代表的な例がメカニカルフィルタです(ロックウェル・コリンズが有名ですよね、私も1つ持っています)水晶の伸び縮みの固有振動数を利用してBPFの働きをさせているようです(詳しい原理はネットで各自お願いいたします・・・)。

4・・・

 ゼーベック効果の説明です。ゼーベック効果=温度計の話、と考えれば覚えやすいと思います。代表的な例が熱電対です。説明文の通り、熱を検出する部分は金属なので高温になる箇所の温度を測るのに便利です。これが日常使っているガラスの温度計だとそうはいかないですよね。熱で「パリン!」と割れてしまいますね。
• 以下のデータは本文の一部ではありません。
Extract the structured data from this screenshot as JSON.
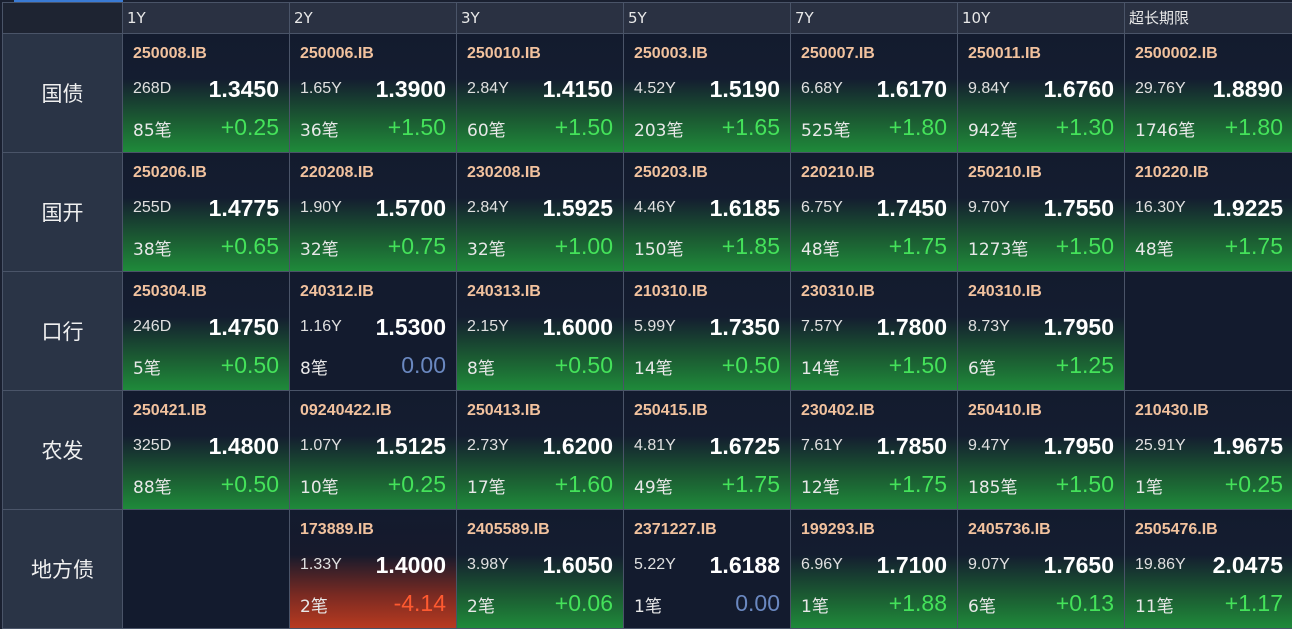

私が以前仕事で使用していた装置が700℃を超える高温を使用していたのですが、その装置の温度の測定に使われていたのがまさにゼーベック効果を使用した熱電対でした。

答え:④

 こういった問題は、無線や電子部品に関わる知識をふやすいいきっかけになります。ぜひ答えだけでなく、それぞれの電気現象が使われている部品などを調べてみましょう。逆にもととなる原理を知らないで使っていると危険なものも中には存在しています。アマチュア無線に限らず「安全」はすべてに優先します。安全に無線機器を取り扱うためにも、電気物理・電気回路などの基礎からしっかり理解するようにしましょう。